In February 2012, George Zimmerman killed Trayvon Martin, an unarmed black teen. When Zimmerman failed to be convicted of murder under the "Stand Your Ground" laws of Florida, three women activists started the #BlackLivesMatter campaign. The campaign gained traction and began to spread like wildfire after the killing of another unarmed black teen, Michael Brown, in Ferguson, Missouri last August. Following Brown's death and the lack of charges for the killer, Ferguson's streets erupted into protests. These protests soon spread to major cities and suburbs across the nation, including my home town of Boston. The message was clear: Black Lives Matter and the marginalization of African Americans in the United States needed to change. Many of the best and brightest minds in the nation have written and spoken about this movement. Although I consider myself an ally in this movement, I have not felt qualified or compelled to address this issue publicly until now.

Wednesday night, at a predominantly black church in Charleston, South Carolina, a white man shot nine parishioners after sitting through their Bible study session. After many hours on Thursday spent trying to identify the shooter, the FBI currently has the individual in custody and is referring to the shooting as a hate crime.

As the Charleston community and the rest of the nation try to comfort the victims of yet another senseless mass shooting it's important to consider the hateful racist gun culture perpetrated by the NRA in our country. While most gun owners are not NRA members, myself included, the unregulated gun industry-backed NRA does the majority of the speaking about guns in America. The NRA produces and distributes four separate magazines, a plethora of blogs, a YouTube channel and a radio program. It is the NRA's messaging on guns that is prominent in American culture and in the halls of congress. So what is the NRA's message? Black lives do not matter, and black people are less than white people. This has never been more obvious than when one NRA Board member, Ted Nugent, said "apartheid isn't that cut and dry. All men are not created equal."
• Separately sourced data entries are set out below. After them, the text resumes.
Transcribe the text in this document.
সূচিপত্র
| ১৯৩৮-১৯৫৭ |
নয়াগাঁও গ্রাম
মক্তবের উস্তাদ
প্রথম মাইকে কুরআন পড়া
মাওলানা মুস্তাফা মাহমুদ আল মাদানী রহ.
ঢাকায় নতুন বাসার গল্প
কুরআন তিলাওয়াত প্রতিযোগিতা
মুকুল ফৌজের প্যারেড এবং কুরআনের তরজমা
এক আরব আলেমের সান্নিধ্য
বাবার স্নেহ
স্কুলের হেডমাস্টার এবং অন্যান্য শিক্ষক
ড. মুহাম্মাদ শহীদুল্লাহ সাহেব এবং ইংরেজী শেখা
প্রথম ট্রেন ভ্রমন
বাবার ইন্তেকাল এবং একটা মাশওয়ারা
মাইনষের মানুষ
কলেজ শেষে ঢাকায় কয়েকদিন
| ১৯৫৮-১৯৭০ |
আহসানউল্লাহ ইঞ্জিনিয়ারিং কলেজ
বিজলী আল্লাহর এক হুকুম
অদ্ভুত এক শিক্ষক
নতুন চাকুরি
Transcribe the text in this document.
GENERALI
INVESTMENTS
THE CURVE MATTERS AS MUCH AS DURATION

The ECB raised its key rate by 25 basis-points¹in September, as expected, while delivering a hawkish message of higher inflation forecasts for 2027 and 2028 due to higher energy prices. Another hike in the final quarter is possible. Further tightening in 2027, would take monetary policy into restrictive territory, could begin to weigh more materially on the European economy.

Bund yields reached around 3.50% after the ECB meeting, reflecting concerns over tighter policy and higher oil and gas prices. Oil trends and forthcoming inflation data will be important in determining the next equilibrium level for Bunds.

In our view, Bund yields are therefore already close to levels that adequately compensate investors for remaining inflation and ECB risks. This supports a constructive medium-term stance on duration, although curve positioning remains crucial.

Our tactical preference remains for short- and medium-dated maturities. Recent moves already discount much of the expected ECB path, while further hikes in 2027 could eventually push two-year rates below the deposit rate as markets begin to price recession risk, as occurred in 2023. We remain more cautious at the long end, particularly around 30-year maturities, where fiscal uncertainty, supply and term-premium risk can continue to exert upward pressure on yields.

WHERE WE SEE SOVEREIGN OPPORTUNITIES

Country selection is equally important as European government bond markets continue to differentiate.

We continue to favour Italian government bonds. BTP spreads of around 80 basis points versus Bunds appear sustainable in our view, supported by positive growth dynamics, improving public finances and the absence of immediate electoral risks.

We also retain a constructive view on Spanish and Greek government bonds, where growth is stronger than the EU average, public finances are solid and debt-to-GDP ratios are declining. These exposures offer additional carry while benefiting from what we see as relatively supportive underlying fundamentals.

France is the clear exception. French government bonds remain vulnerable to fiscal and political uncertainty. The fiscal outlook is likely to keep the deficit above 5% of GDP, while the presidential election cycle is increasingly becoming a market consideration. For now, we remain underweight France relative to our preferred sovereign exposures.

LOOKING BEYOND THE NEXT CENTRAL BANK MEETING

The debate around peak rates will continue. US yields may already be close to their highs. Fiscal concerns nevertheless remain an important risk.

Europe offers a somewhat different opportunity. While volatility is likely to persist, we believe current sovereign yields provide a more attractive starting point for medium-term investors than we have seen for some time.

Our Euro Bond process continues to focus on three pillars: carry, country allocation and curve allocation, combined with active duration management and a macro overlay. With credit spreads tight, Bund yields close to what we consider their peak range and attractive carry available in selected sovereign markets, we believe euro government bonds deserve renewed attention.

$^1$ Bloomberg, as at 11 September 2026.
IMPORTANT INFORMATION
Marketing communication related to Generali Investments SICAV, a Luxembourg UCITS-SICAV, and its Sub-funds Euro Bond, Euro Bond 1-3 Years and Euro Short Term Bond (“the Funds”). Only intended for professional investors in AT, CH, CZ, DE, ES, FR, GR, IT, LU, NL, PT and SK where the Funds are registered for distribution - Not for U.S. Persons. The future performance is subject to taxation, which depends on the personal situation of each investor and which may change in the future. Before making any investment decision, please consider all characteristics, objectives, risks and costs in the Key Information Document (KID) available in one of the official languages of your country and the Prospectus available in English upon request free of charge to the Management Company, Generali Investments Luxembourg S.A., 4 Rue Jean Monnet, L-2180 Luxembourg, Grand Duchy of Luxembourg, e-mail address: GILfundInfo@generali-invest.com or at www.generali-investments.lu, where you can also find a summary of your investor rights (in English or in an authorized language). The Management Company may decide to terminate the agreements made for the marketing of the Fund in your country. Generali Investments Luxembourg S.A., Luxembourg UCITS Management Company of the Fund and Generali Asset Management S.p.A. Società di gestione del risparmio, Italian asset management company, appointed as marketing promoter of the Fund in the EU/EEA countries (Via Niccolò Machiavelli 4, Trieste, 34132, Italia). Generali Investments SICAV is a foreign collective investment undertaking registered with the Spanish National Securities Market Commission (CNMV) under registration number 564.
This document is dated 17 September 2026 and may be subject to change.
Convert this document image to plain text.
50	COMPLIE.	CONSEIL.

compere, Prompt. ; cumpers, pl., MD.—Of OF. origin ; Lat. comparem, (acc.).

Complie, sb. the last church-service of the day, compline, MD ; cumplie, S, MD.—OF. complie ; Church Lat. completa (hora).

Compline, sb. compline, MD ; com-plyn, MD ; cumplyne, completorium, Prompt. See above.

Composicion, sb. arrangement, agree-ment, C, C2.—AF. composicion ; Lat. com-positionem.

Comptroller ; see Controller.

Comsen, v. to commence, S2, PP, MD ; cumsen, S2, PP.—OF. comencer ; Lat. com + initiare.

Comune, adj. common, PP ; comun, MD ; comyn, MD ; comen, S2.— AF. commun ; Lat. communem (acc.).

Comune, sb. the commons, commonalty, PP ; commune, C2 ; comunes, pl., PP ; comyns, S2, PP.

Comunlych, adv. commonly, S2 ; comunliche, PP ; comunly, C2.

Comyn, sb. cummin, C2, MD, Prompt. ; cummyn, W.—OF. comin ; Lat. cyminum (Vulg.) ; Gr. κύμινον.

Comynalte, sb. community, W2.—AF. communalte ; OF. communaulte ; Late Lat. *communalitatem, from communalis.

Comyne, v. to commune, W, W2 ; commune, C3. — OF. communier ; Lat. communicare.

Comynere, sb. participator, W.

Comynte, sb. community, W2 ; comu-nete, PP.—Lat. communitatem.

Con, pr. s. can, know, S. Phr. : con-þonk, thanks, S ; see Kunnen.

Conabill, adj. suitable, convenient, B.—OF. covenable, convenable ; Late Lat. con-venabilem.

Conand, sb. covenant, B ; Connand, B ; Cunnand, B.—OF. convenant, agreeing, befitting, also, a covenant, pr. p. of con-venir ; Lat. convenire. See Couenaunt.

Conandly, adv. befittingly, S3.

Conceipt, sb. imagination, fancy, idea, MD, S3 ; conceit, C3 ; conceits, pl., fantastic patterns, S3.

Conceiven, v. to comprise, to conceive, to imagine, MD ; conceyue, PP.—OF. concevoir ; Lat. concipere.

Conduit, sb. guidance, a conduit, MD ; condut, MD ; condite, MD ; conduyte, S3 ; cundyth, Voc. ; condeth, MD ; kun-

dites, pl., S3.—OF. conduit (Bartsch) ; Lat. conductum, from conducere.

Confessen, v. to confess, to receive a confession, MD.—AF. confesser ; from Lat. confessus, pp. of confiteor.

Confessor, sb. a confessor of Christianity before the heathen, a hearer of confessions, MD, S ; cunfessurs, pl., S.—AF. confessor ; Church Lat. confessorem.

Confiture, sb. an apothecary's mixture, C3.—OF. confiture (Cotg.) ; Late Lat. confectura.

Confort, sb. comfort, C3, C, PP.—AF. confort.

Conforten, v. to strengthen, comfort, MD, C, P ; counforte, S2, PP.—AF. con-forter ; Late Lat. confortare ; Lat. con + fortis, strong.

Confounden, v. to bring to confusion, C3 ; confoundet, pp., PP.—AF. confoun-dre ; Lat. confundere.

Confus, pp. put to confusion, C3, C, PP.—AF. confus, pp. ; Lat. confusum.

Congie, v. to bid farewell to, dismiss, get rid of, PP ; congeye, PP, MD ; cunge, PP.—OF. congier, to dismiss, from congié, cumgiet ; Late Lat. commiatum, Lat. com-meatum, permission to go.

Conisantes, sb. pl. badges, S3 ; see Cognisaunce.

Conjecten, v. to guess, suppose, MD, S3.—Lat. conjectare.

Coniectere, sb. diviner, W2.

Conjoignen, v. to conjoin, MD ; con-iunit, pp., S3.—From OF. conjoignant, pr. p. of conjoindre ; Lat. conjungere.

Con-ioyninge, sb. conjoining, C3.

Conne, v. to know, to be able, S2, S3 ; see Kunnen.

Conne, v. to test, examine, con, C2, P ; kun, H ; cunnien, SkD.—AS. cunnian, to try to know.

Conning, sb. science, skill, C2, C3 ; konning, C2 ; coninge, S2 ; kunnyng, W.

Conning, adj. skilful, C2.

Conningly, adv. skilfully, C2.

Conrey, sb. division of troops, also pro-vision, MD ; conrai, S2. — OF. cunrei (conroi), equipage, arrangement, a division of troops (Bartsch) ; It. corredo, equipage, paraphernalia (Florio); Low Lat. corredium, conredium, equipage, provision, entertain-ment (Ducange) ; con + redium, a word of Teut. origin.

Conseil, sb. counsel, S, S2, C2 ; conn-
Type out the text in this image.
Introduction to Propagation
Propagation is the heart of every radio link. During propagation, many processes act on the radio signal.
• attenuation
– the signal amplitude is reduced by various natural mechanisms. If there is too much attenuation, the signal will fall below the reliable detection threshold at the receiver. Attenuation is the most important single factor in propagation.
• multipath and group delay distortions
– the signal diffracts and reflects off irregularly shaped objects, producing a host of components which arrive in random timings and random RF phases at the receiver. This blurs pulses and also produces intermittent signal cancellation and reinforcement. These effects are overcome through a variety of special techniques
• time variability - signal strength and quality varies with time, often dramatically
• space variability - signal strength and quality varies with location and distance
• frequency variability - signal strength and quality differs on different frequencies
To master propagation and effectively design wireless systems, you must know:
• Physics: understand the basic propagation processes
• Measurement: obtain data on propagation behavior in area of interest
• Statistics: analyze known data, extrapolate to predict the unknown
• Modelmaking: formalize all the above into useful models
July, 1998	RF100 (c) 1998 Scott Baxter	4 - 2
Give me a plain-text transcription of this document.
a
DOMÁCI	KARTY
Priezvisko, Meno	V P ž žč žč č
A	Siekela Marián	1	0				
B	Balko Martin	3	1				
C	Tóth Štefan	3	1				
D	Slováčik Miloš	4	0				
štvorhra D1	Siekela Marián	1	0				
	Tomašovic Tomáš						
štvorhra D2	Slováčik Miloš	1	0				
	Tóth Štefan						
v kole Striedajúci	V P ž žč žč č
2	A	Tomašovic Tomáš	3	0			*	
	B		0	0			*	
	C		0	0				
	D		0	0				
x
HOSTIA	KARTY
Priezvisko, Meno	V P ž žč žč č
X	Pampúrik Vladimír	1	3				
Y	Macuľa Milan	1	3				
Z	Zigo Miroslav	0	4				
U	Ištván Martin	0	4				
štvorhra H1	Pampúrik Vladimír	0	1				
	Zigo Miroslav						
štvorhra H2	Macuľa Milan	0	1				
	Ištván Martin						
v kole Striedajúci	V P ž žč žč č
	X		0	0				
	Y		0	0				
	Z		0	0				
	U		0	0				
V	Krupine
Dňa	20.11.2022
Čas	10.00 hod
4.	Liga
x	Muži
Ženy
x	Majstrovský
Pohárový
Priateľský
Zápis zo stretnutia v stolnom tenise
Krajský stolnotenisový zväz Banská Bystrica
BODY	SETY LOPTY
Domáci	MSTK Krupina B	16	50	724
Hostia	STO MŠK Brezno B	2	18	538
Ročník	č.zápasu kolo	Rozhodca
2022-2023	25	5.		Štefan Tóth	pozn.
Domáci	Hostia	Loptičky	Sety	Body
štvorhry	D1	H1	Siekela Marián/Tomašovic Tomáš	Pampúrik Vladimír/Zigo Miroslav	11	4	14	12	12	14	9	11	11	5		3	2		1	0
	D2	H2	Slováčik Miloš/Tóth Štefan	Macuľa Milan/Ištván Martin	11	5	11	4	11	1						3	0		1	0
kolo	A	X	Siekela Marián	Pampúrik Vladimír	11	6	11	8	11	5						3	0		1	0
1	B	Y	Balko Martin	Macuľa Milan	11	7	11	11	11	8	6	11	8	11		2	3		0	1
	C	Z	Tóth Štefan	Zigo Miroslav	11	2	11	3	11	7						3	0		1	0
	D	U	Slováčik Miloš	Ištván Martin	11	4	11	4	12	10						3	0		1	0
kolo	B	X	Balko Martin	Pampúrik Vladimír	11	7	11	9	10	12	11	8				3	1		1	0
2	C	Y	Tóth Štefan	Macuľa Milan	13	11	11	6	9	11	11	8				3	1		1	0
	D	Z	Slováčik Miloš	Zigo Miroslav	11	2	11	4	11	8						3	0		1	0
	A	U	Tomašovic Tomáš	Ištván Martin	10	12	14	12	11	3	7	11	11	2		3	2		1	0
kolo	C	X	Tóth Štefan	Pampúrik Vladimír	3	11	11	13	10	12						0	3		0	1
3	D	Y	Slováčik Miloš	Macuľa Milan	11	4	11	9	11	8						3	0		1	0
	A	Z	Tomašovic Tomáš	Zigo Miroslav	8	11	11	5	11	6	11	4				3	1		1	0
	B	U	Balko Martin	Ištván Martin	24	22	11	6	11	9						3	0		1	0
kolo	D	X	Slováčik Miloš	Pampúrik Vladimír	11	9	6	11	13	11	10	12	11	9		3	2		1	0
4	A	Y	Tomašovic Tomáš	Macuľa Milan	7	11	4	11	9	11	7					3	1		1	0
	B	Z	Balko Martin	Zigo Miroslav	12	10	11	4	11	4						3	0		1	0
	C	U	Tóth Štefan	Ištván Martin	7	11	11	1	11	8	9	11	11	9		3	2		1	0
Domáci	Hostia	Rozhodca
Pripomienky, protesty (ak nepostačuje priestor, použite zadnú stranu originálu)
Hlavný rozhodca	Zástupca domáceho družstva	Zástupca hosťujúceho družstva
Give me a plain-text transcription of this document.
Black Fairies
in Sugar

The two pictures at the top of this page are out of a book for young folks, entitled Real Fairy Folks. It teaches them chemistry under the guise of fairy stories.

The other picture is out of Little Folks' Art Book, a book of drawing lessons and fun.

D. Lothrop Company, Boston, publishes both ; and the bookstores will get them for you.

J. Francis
For a group that consistently invokes and misrepresents the Second Amendment of the Constitution, they are quick to forget a slightly more symbolic document -- The Declaration of Independence. Other examples of NRA representatives espousing racism are equally damning. Paul Blackman, an NRA Research Coordinator proudly stated that, "studies of homicide victims- especially the increasing number of younger ones- suggest they are frequently criminals themselves and/or drug addicts or users. It is quite possible that their deaths, in terms of economic consequences to society, are net gains."

To consider the death of any human as a net gain to society is despicable, and yet, celebrated amongst the leaders and many members of the NRA. During a discussion of gun violence victims in Los Angeles in the '90s, NRA Board member Jeff Cooper stated "the consensus is that no more than five to ten people in a hundred who die by gunfire in Los Angeles are any loss to society. These people fight small wars amongst themselves. It would seem a valid social service to keep them well-supplied with ammunition."

The disregard for human life, especially non white people by NRA leadership is beyond disturbing and should be more than enough to marginalize their extremist positions, at least with their supporters in Congress. Yet, in the wake of tragedies like the Charleston church massacre, it is a reminder that the gun industry shills within the NRA have one goal- sell more guns. If inciting fear and racism will help sell guns, they will do it, no matter what the human price is. Sadly Congress will also look the other way as long as the gun industry special interest "blood money" campaign contributions keep flowing in their direction and the voting public don't hold them accountable.

So, while a community in Charleston mourns the loss of nine of its members, including a state senator, the NRA will continue to broadcast its message in four separate magazines, a plethora of blogs, a YouTube channel and a radio program: be fearful of your neighbors, especially if they're not white and buy more guns.